A CUP OF TEA
Setting. Note the setting of this and “The Water-Hole,” “The Knight’s Move,” “The Weaver Who Clad the Summer,” “A Certain Rich Man.” In which of them is the outer setting a place for the rehearsal of the story which follows? In which is the setting that of the immediate story-action? What is the general value of a table scene to the writer who wishes to present his story in the “rehearsed” manner? How does a camp-fire compare with it? (Read, for example, Kipling’s “The Courting of Dinah Shadd.”)
Introduction, with Emphasis on Characters. Why is so long an introductory paragraph given to Burnaby?
Study the comment on guests and hostess, and observe that the English financier must have an important part in the ensuing action. “Sir John had inherited an imagination.” Is this stated characteristic proved by subsequent disclosures?
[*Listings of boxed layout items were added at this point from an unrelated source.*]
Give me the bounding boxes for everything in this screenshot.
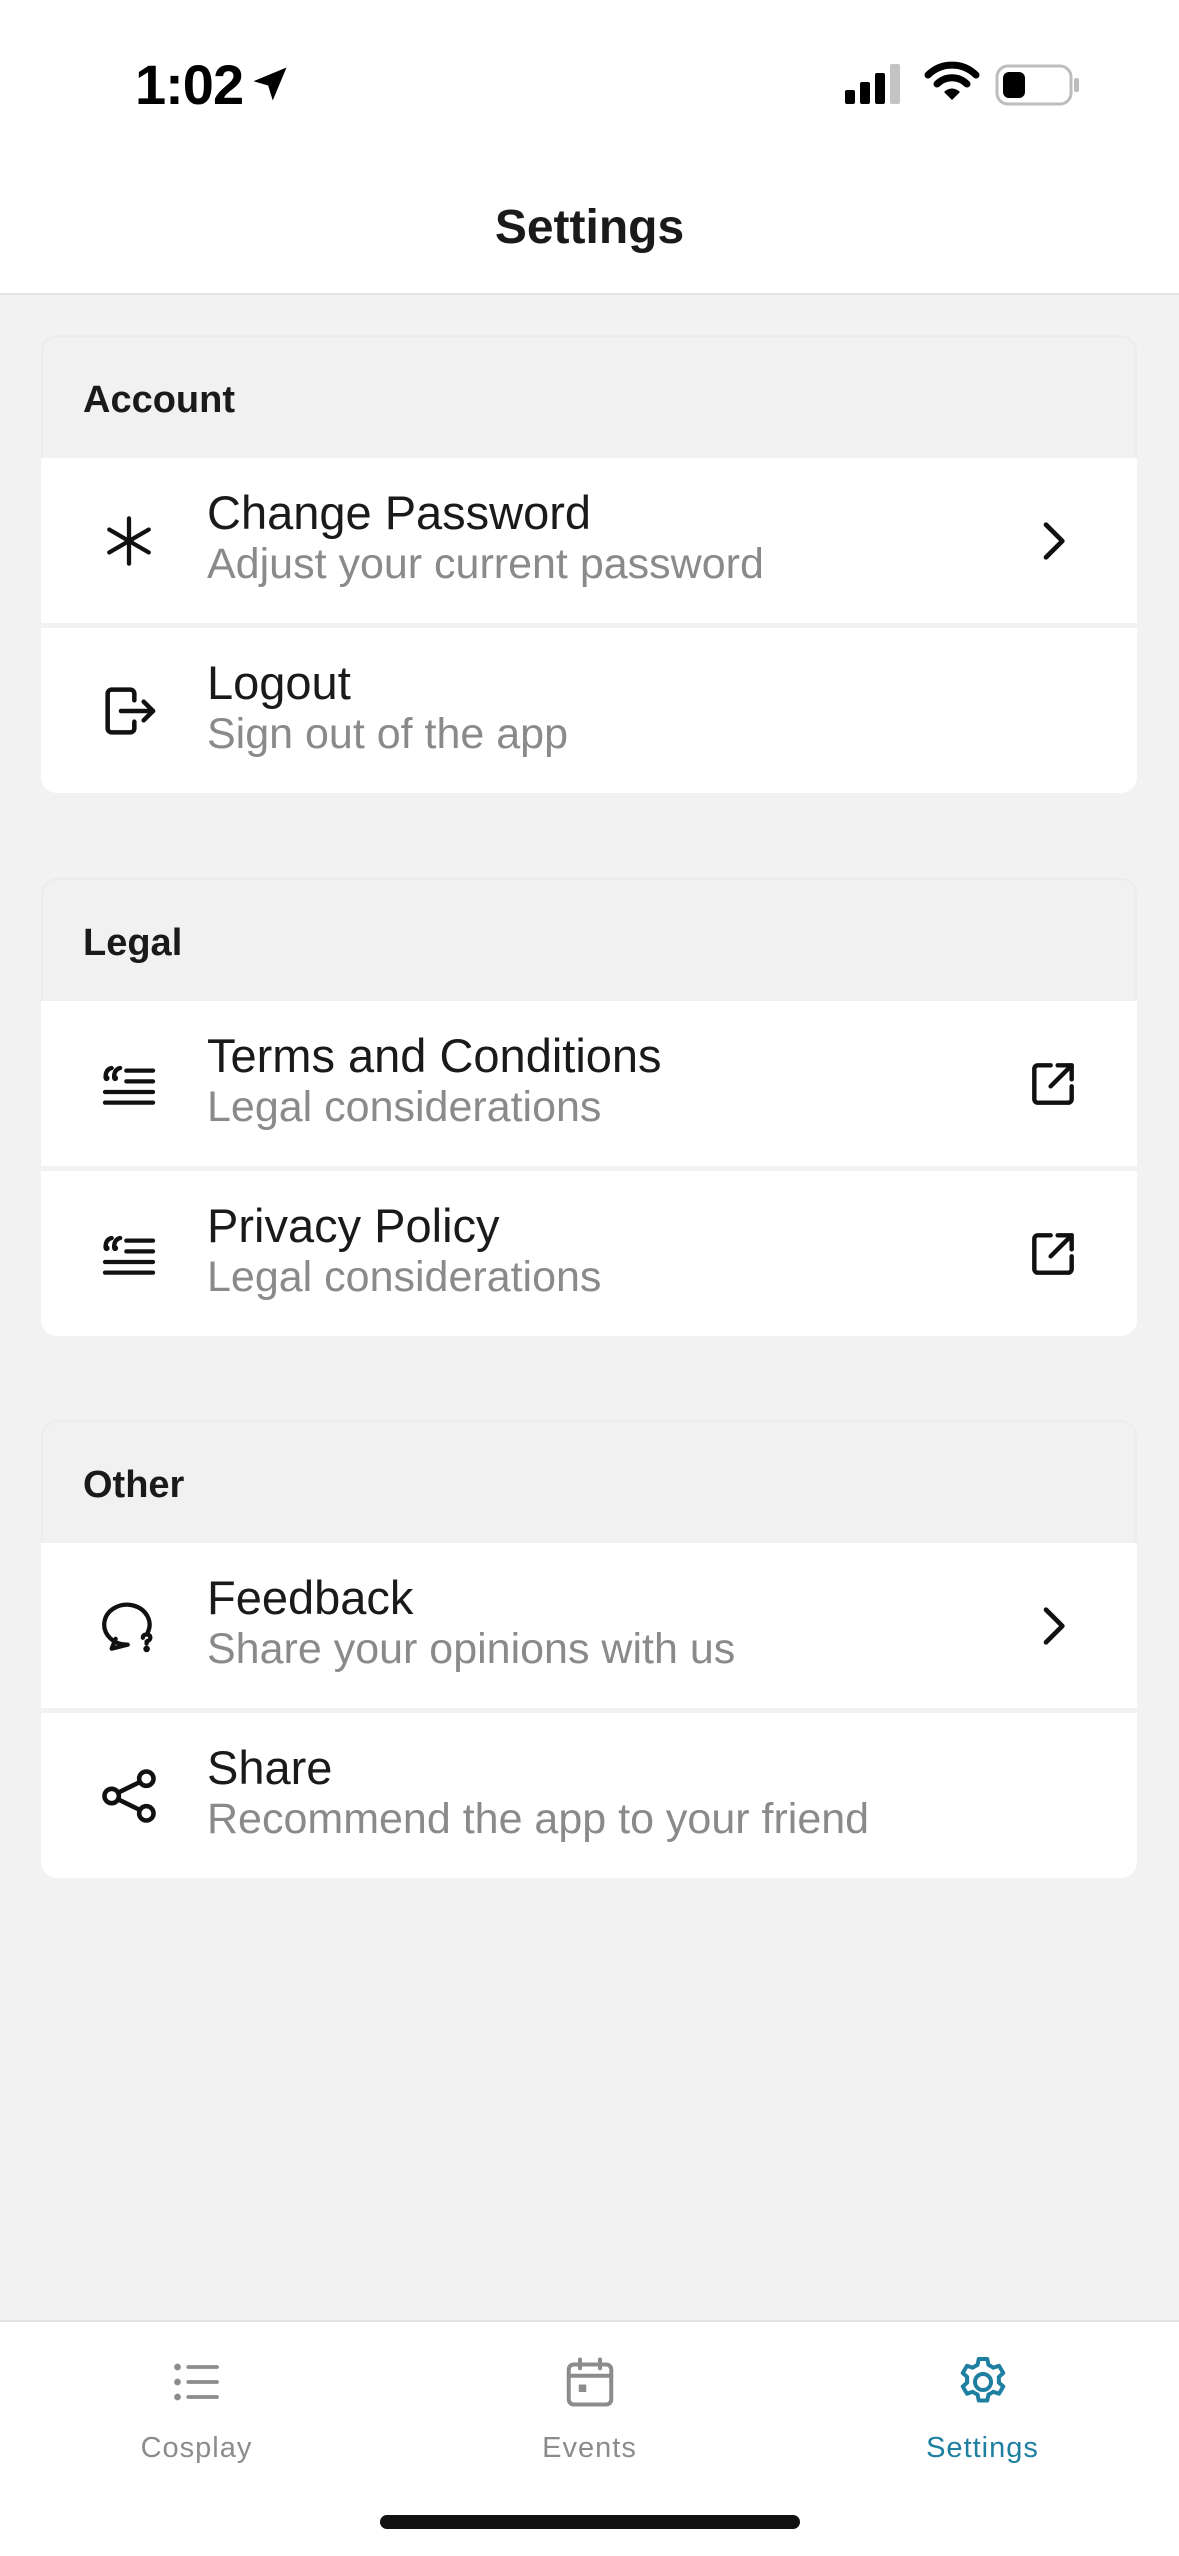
- privacy-policy-item[interactable]: Privacy Policy Legal considerations: [41, 1171, 1137, 1336]
- row-title: Logout: [207, 656, 351, 709]
- message-question-icon: [97, 1594, 161, 1658]
- quote-text-icon: [97, 1222, 161, 1286]
- row-title: Change Password: [207, 486, 592, 539]
- tab-label: Events: [542, 2432, 637, 2464]
- section-title: Other: [83, 1464, 185, 1506]
- tab-cosplay[interactable]: Cosplay: [0, 2322, 393, 2482]
- list-icon: [167, 2352, 227, 2412]
- home-indicator: [380, 2515, 800, 2529]
- section-title: Legal: [83, 922, 183, 964]
- page-title: Settings: [494, 201, 685, 254]
- section-header: Other: [41, 1420, 1137, 1543]
- chevron-right-icon: [1025, 513, 1081, 569]
- logout-icon: [97, 679, 161, 743]
- tab-events[interactable]: Events: [393, 2322, 786, 2482]
- quote-text-icon: [97, 1052, 161, 1116]
- section-title: Account: [83, 379, 235, 421]
- row-subtitle: Sign out of the app: [207, 710, 569, 758]
- row-subtitle: Adjust your current password: [207, 540, 764, 588]
- tab-settings[interactable]: Settings: [786, 2322, 1179, 2482]
- gear-icon: [953, 2352, 1013, 2412]
- row-title: Privacy Policy: [207, 1199, 500, 1252]
- status-bar: 1:02: [0, 0, 1179, 175]
- external-link-icon: [1025, 1056, 1081, 1112]
- battery-icon: [995, 64, 1081, 111]
- asterisk-icon: [97, 509, 161, 573]
- external-link-icon: [1025, 1226, 1081, 1282]
- navigation-header: Settings: [0, 175, 1179, 295]
- share-item[interactable]: Share Recommend the app to your friend: [41, 1713, 1137, 1878]
- row-subtitle: Recommend the app to your friend: [207, 1795, 870, 1843]
- tab-label: Settings: [926, 2432, 1039, 2464]
- row-title: Terms and Conditions: [207, 1029, 662, 1082]
- wifi-icon: [924, 60, 980, 109]
- calendar-icon: [560, 2352, 620, 2412]
- chevron-right-icon: [1025, 1598, 1081, 1654]
- tab-label: Cosplay: [140, 2432, 253, 2464]
- share-icon: [97, 1764, 161, 1828]
- row-subtitle: Legal considerations: [207, 1083, 602, 1131]
- logout-item[interactable]: Logout Sign out of the app: [41, 628, 1137, 793]
- section-other: Other Feedback Share your opinions with …: [41, 1420, 1137, 1878]
- location-arrow-icon: [248, 62, 292, 111]
- cellular-signal-icon: [845, 64, 905, 109]
- section-account: Account Change Password Adjust your curr…: [41, 335, 1137, 793]
- change-password-item[interactable]: Change Password Adjust your current pass…: [41, 458, 1137, 623]
- row-subtitle: Legal considerations: [207, 1253, 602, 1301]
- row-title: Feedback: [207, 1571, 414, 1624]
- row-subtitle: Share your opinions with us: [207, 1625, 736, 1673]
- row-title: Share: [207, 1741, 333, 1794]
- section-header: Legal: [41, 878, 1137, 1001]
- feedback-item[interactable]: Feedback Share your opinions with us: [41, 1543, 1137, 1708]
- section-header: Account: [41, 335, 1137, 458]
- section-legal: Legal Terms and Conditions Legal conside…: [41, 878, 1137, 1336]
- status-time: 1:02: [135, 53, 244, 116]
- terms-and-conditions-item[interactable]: Terms and Conditions Legal consideration…: [41, 1001, 1137, 1166]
How is Burnaby’s entrance emphasized?
“She was interested by now” (page 48), an old device and an excellent one for catching the reader’s attention. The logic is this: “If that fascinating lady is interested, there must be a reason.” Sir Conan Doyle employs it often in the Sherlock Holmes stories, when Sherlock asks for a repetition of a situation supposedly just presented. It is thus put before the reader who assumes that it must be worth hearing once, if Sherlock will hear it twice.
What reason exists for Burnaby’s story as a predecessor to Sir John’s? Does it motivate the telling of Sir John’s? If so, does it also prejudice the reader in favor of one or the other men? Does it incite curiosity as to the squawman with a promise that curiosity will be satisfied? Suppose that some other cause produced Sir John’s story and the reader were left to surmise what became of Bewsher. Would sympathy be with Bewsher in an increased or diminished degree?
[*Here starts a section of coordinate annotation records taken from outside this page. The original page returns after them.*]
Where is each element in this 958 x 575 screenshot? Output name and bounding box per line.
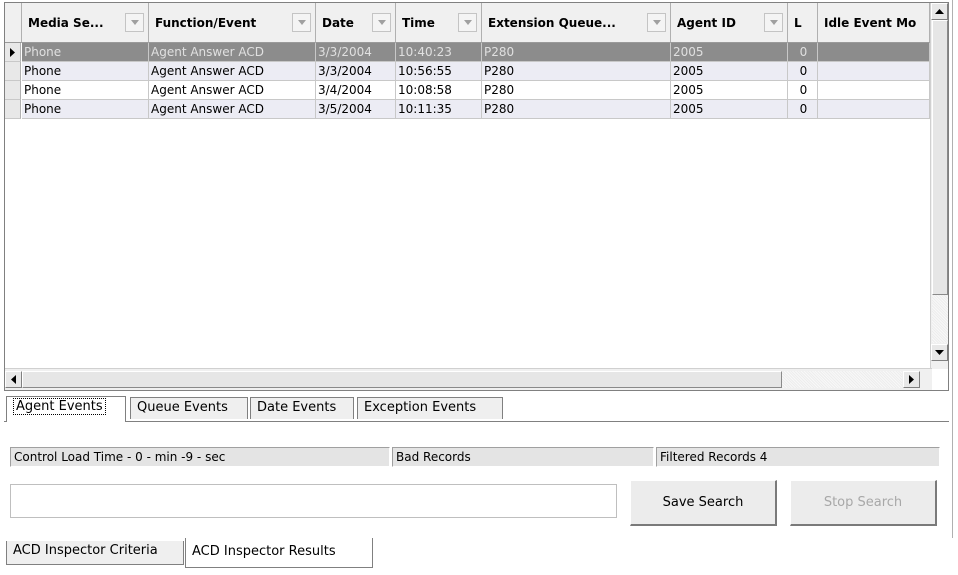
filter-dropdown-icon[interactable]: [647, 13, 666, 32]
vertical-scrollbar[interactable]: [930, 3, 948, 369]
cell-extension[interactable]: P280: [482, 43, 671, 62]
cell-media[interactable]: Phone: [22, 43, 149, 62]
search-input[interactable]: [10, 484, 617, 518]
up-arrow-icon: [935, 8, 944, 14]
cell-idle-event[interactable]: [818, 43, 930, 62]
cell-extension[interactable]: P280: [482, 62, 671, 81]
cell-date[interactable]: 3/5/2004: [316, 100, 396, 119]
cell-l[interactable]: 0: [788, 81, 818, 100]
tab-exception-events[interactable]: Exception Events: [357, 397, 503, 419]
row-selector[interactable]: [5, 81, 21, 100]
cell-l[interactable]: 0: [788, 43, 818, 62]
column-header-media[interactable]: Media Se...: [22, 3, 149, 43]
cell-media[interactable]: Phone: [22, 62, 149, 81]
cell-extension[interactable]: P280: [482, 81, 671, 100]
cell-agent-id[interactable]: 2005: [671, 100, 788, 119]
cell-media[interactable]: Phone: [22, 81, 149, 100]
cell-idle-event[interactable]: [818, 81, 930, 100]
cell-l[interactable]: 0: [788, 62, 818, 81]
cell-time[interactable]: 10:11:35: [396, 100, 482, 119]
horizontal-scrollbar[interactable]: [5, 368, 932, 390]
right-border: [952, 0, 953, 538]
column-header-agent-id[interactable]: Agent ID: [671, 3, 788, 43]
filter-dropdown-icon[interactable]: [764, 13, 783, 32]
tab-queue-events[interactable]: Queue Events: [130, 397, 248, 419]
cell-idle-event[interactable]: [818, 62, 930, 81]
filter-dropdown-icon[interactable]: [458, 13, 477, 32]
filter-dropdown-icon[interactable]: [125, 13, 144, 32]
down-arrow-icon: [935, 349, 944, 355]
filter-dropdown-icon[interactable]: [292, 13, 311, 32]
cell-date[interactable]: 3/3/2004: [316, 62, 396, 81]
row-selector[interactable]: [5, 62, 21, 81]
horizontal-scroll-track[interactable]: [782, 371, 902, 388]
scroll-left-button[interactable]: [5, 371, 22, 388]
vertical-scroll-track[interactable]: [932, 295, 948, 343]
tab-strip-baseline: [4, 421, 949, 422]
cell-time[interactable]: 10:56:55: [396, 62, 482, 81]
cell-function[interactable]: Agent Answer ACD: [149, 43, 316, 62]
stop-search-button[interactable]: Stop Search: [790, 480, 937, 526]
left-arrow-icon: [10, 375, 16, 384]
tab-agent-events[interactable]: Agent Events: [6, 396, 126, 422]
scroll-up-button[interactable]: [931, 3, 948, 20]
results-grid[interactable]: Media Se... Function/Event Date Time Ext…: [4, 2, 949, 391]
cell-agent-id[interactable]: 2005: [671, 43, 788, 62]
cell-l[interactable]: 0: [788, 100, 818, 119]
scroll-right-button[interactable]: [903, 371, 920, 388]
row-header-corner: [5, 3, 22, 43]
cell-agent-id[interactable]: 2005: [671, 62, 788, 81]
cell-agent-id[interactable]: 2005: [671, 81, 788, 100]
load-time-status: Control Load Time - 0 - min -9 - sec: [10, 447, 390, 467]
vertical-scroll-thumb[interactable]: [932, 20, 948, 295]
cell-function[interactable]: Agent Answer ACD: [149, 81, 316, 100]
cell-media[interactable]: Phone: [22, 100, 149, 119]
column-header-function[interactable]: Function/Event: [149, 3, 316, 43]
cell-time[interactable]: 10:40:23: [396, 43, 482, 62]
tab-acd-inspector-results[interactable]: ACD Inspector Results: [185, 538, 373, 568]
scroll-down-button[interactable]: [931, 344, 948, 361]
filtered-records-status: Filtered Records 4: [656, 447, 940, 467]
column-header-time[interactable]: Time: [396, 3, 482, 43]
cell-date[interactable]: 3/4/2004: [316, 81, 396, 100]
triangle-right-icon: [10, 48, 15, 57]
cell-date[interactable]: 3/3/2004: [316, 43, 396, 62]
tab-date-events[interactable]: Date Events: [250, 397, 354, 419]
column-header-idle-event[interactable]: Idle Event Mo: [818, 3, 930, 43]
filter-dropdown-icon[interactable]: [372, 13, 391, 32]
cell-function[interactable]: Agent Answer ACD: [149, 62, 316, 81]
column-header-date[interactable]: Date: [316, 3, 396, 43]
column-header-extension[interactable]: Extension Queue...: [482, 3, 671, 43]
row-selector[interactable]: [5, 100, 21, 119]
tab-acd-inspector-criteria[interactable]: ACD Inspector Criteria: [6, 541, 184, 565]
cell-function[interactable]: Agent Answer ACD: [149, 100, 316, 119]
cell-time[interactable]: 10:08:58: [396, 81, 482, 100]
horizontal-scroll-thumb[interactable]: [22, 371, 782, 388]
save-search-button[interactable]: Save Search: [630, 480, 777, 526]
column-header-l[interactable]: L: [788, 3, 818, 43]
bad-records-status: Bad Records: [392, 447, 654, 467]
right-arrow-icon: [908, 375, 914, 384]
cell-idle-event[interactable]: [818, 100, 930, 119]
row-selector[interactable]: [5, 43, 21, 62]
cell-extension[interactable]: P280: [482, 100, 671, 119]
Why is Burnaby’s story briefer than Sir John’s? Would it be possible to reverse the comparative lengths with a new story-value? Try telling Bewsher’s story as he might tell it to Burnaby at the time of the tea incident.
How is point given to the squaw man’s name? What is the significance of the broken champagne glass? Have literary artists often fallen back on a broken glass by way of expressing emotion? Is it true to real life? Does it seem true in fiction?
Is there sufficient suggestion that Bewsher’s story is connected with that of Masters to justify initial interest in Sir John’s narrative? (See the dénouement of Burnaby’s.)
Where did you receive a hint that Masters is identifying himself with Morton?
The Heart of the Whole Story: Masters’ Story. Notice that Mr. Burt recognizes, as all artists do, the various climaxes of the narrative. This is indicated in what Sir John calls “high lights.”
The Initial Impulse (The “first high light”): Morton’s plan to cultivate the friendship of Bewsher.
Steps toward Dramatic Climax: The importance of himself comes home to Morton (“The second high light”). “The third did not come until fifteen years later” (Bewsher has been in India; Morton, in a Banking House in London): Morton desires a wife, luxury, and social standing. Bewsher turns up; he and Morton fall in love with the same girl. Bewsher leads, but he needs money. The “third high light,” then, after fifteen years, is Bewsher’s supplication. Morton makes him a rich man, but does not promise to keep him so.
Dramatic Climax: Bewsher forges a check, and hands it to Morton in part payment of his indebtedness. Morton subsequently shows the check to the girl and then burns it before her eyes. He thus wins her, not aware that her heart is broken. Bewsher disappears.
Climax of Action: “The fourth high light” Morton marries the girl.
Dénouement: He suffers the realization that he can never be a gentleman; he has learned that the girl does not love him.
What statement of Sir John indicates a recognition of the turning point in the rivalry between him and Bewsher? Show that this outer or external dramatic climax is the counterpart of the “third high light.”
Dénouement of the Enveloping Narrative: After Sir John and his wife motor away, Burnaby explains the relations between the real and the fictive characters. What is the significance of his appellation, “timber-wolf”?
What is the office of Mrs. Malcolm’s closing remark?
“We are told that all writing is a process of elision, but no one seems to go further and say that short-story writing is the process of ‘hitting the high spots’ plus the art of making the intervals between the ‘high spots’ not only interesting but of such a quality that the ‘high spots’ do not seem strained and unnatural. I find that this is mostly done by the turn of a sentence, or by an apparently adventitious aphorism, or a paragraph of general comment.
“I do prefer the ‘I’ narrator greatly. 1st. It does away with the ‘Smart Alec,’ omniscient atmosphere of the third person, which seems to me the bane of most American short-stories—the author gives an impression of groping for his story, just as a person in real life gropes when he narrates an incident. Conrad does this, and does it so beautifully. It seems to me that a ‘thickness’ is achieved that can be got in no other way. This, of course, does not apply to a novel, because in a novel the ‘thickness’ is achieved by mere length.
“Secondly, as you say, it enables one to handle surprise more readily.
“Thirdly, the story can be told in colloquial language, and not in literary language, which makes it, so it seems to me, more poignant. What experience I have had convinces me that the poignancy of life is invariably expressed by silences and by broken words. The French know so well how to use dashes, for instance.
“Fourthly, and this is not paradoxical, despite the colloquial language, one has a slight feeling of aloofness from the characters or sees them through the medium of a third person; and this, it seems to me, is the way one sees things in real life....
“The story ordinarily comes to me as an incident or a theme, sometimes as a character in a certain incident. Then usually nothing happens for a long time. If I try to think about it too much, so much the worse. In about a month, I’ll think about it again and then, as a rule, it begins to evolve. A great deal of the incident occurs to me while I am actually writing.”—Maxwell Struthers Burt.